I think that this concept, doing the latter calculation first, is the very what we call "continuation", with which we might construct classical logic.

Morgan Rogers (he/him) (Sep 15 2020 at 08:19):

Ah, I see what you're getting at, more or less.
There are various principles that come under the banner of "classical logic".
One of these is the law of excluded middle, which (as long as you have the relevant logical operators to hand) is equivalent to the double negation elimination rule you mentioned.
Another is the axiom of choice.
However, you should just beware that:

1. There are other, less frequently encountered principles of classical logic. The collection of classical principles do not form a single homogeneous mass: it's possible to explore them independently (although some imply others) so beware that any approach you take to study or implement classical logic may carry only some of these principles.
2. Just because a principle is non-constructive does not make it a principle of classical logic. I don't understand transfinite composition well enough to tell how it fits in yet.
3. The definition of transfinite composition does not assert that the colimit exists, but rather that whenever the colimit does exist, a certain leg of the colimit cone also lies in the class of morphisms being studied.

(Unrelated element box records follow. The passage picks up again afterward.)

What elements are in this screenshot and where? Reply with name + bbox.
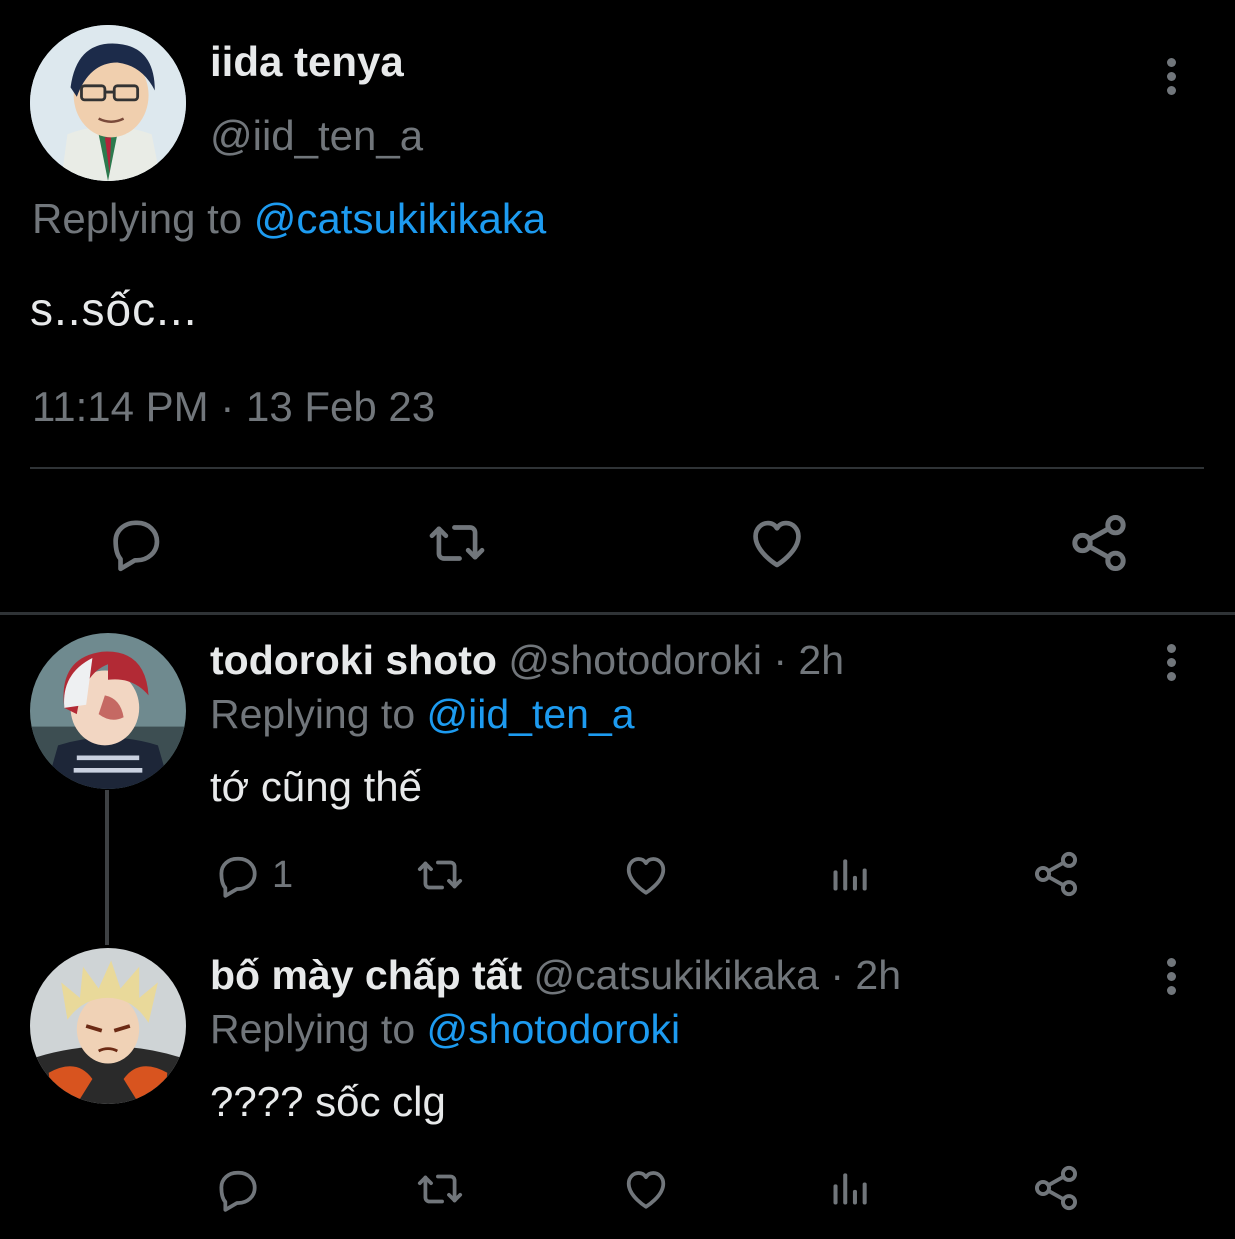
replying-to-line: Replying to @iid_ten_a: [210, 691, 635, 738]
avatar-image-todoroki: [30, 633, 186, 789]
replying-to-mention[interactable]: @catsukikikaka: [254, 195, 546, 242]
share-icon: [1030, 848, 1082, 900]
avatar-image-iida: [30, 25, 186, 181]
author-handle[interactable]: @shotodoroki: [508, 637, 762, 683]
tweet-timestamp[interactable]: 11:14 PM · 13 Feb 23: [32, 383, 435, 431]
like-button[interactable]: [745, 512, 809, 574]
share-icon: [1030, 1162, 1082, 1214]
like-button[interactable]: [620, 850, 672, 900]
more-options-icon[interactable]: [1159, 954, 1183, 998]
author-handle[interactable]: @iid_ten_a: [210, 112, 423, 160]
like-icon: [745, 512, 809, 574]
thread-connector-line: [105, 790, 109, 945]
reply-button[interactable]: 1: [212, 850, 293, 900]
share-button[interactable]: [1030, 1162, 1082, 1214]
reply-header: todoroki shoto @shotodoroki · 2h: [210, 637, 844, 684]
reply-time: · 2h: [830, 952, 902, 998]
author-handle[interactable]: @catsukikikaka: [534, 952, 819, 998]
share-button[interactable]: [1066, 510, 1132, 576]
reply-button[interactable]: [212, 1164, 262, 1214]
tweet-text: ???? sốc clg: [210, 1078, 446, 1125]
more-options-icon[interactable]: [1159, 640, 1183, 684]
like-icon: [620, 1164, 672, 1214]
tweet-text: s..sốc...: [30, 283, 198, 335]
views-button[interactable]: [828, 852, 872, 896]
reply-icon: [104, 512, 166, 574]
share-button[interactable]: [1030, 848, 1082, 900]
reply-icon: [212, 850, 262, 900]
retweet-icon: [412, 1164, 468, 1214]
share-icon: [1066, 510, 1132, 576]
avatar[interactable]: [30, 25, 186, 181]
author-name[interactable]: bố mày chấp tất: [210, 952, 522, 998]
section-divider: [0, 612, 1235, 615]
views-icon: [828, 852, 872, 896]
replying-to-mention[interactable]: @shotodoroki: [427, 1006, 681, 1052]
author-name[interactable]: todoroki shoto: [210, 637, 497, 683]
retweet-icon: [423, 512, 491, 574]
reply-time: · 2h: [773, 637, 845, 683]
like-icon: [620, 850, 672, 900]
retweet-icon: [412, 850, 468, 900]
replying-prefix: Replying to: [210, 1006, 416, 1052]
replying-to-line: Replying to @catsukikikaka: [32, 195, 546, 243]
reply-button[interactable]: [104, 512, 166, 574]
retweet-button[interactable]: [423, 512, 491, 574]
views-icon: [828, 1166, 872, 1210]
retweet-button[interactable]: [412, 850, 468, 900]
retweet-button[interactable]: [412, 1164, 468, 1214]
avatar[interactable]: [30, 633, 186, 789]
avatar-image-bakugo: [30, 948, 186, 1104]
replying-to-mention[interactable]: @iid_ten_a: [427, 691, 635, 737]
tweet-text: tớ cũng thế: [210, 763, 423, 810]
replying-prefix: Replying to: [210, 691, 416, 737]
reply-header: bố mày chấp tất @catsukikikaka · 2h: [210, 952, 901, 999]
avatar[interactable]: [30, 948, 186, 1104]
replying-to-line: Replying to @shotodoroki: [210, 1006, 680, 1053]
more-options-icon[interactable]: [1159, 54, 1183, 98]
like-button[interactable]: [620, 1164, 672, 1214]
reply-icon: [212, 1164, 262, 1214]
views-button[interactable]: [828, 1166, 872, 1210]
reply-count: 1: [272, 853, 294, 896]
replying-prefix: Replying to: [32, 195, 243, 242]
divider: [30, 467, 1204, 469]
author-name[interactable]: iida tenya: [210, 38, 404, 86]
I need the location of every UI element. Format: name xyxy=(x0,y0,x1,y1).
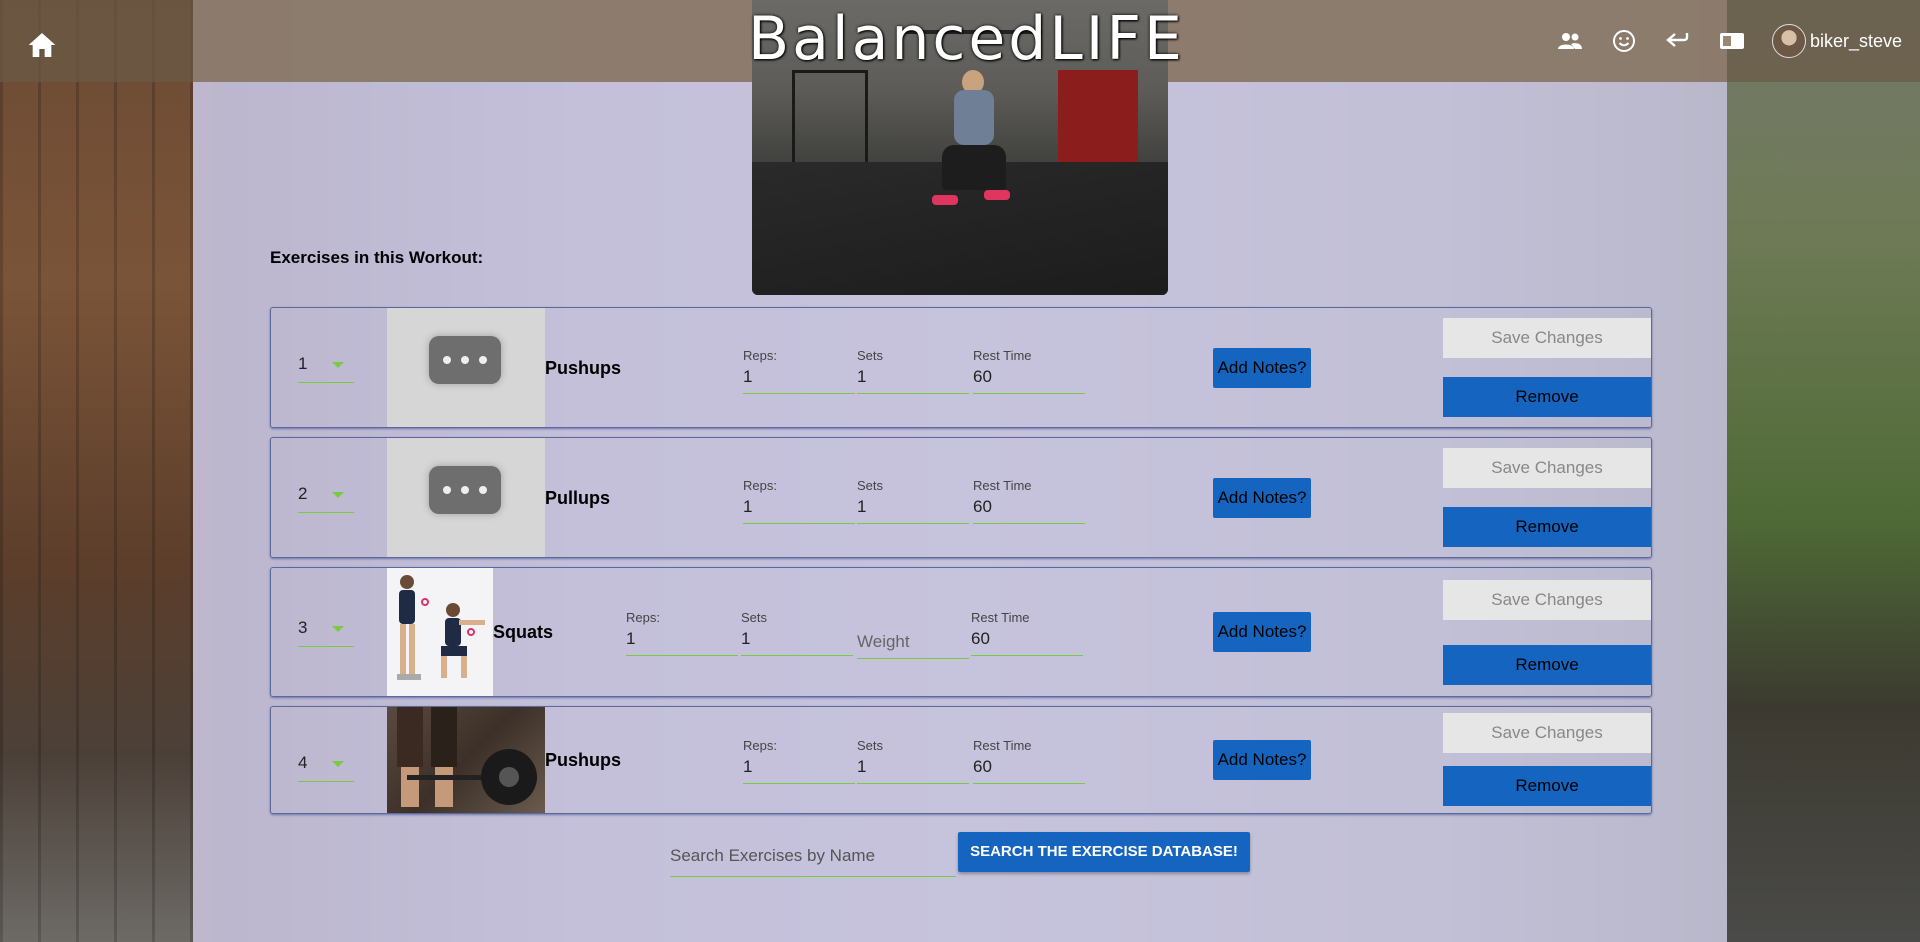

GhaS Shee (Sep 15 2020 at 10:03):

Yes, indeed :-)

John Baez (Sep 15 2020 at 15:47):

From Todd Trimble's paper I gather that transfinite composition is a case of transfinite recursion. Transfinite recursion is a way to recursively define functions indexed by ordinals. You need to separately treat successor ordinals (as in ordinary finite recursion) and limit ordinals. Transfinite recursion is to the ordinary finite recursive definition of functions as transfinite induction is to ordinary induction. Wikipedia tells me this:

Proofs or constructions using induction and recursion often use the axiom of choice to produce a well-ordered relation that can be treated by transfinite induction. However, if the relation in question is already well-ordered, one can often use transfinite induction without invoking the axiom of choice. For example, many results about Borel sets are proved by transfinite induction on the ordinal rank of the set; these ranks are already well-ordered, so the axiom of choice is not needed to well-order them.

David Michael Roberts (Sep 17 2020 at 09:50):

@John Baez where did you see this paper? Searching "Todd Trimble transfinite composition" doesn't help me, nor does substituting "Tychonoff theorem"

Morgan Rogers (he/him) (Sep 17 2020 at 10:20):

Not yet uploaded, I believe you would need to ask him personally to see it.

John Baez (Sep 17 2020 at 13:52):

Todd is writing this paper now. He paid my student Joe Moeller to put it in the format for submission to the American Mathematical Monthly. Joe, Todd and I are working on another paper together.

I don't know if Todd plans to put this paper on the arXiv. He hasn't published in a long time; he wants to get back into it.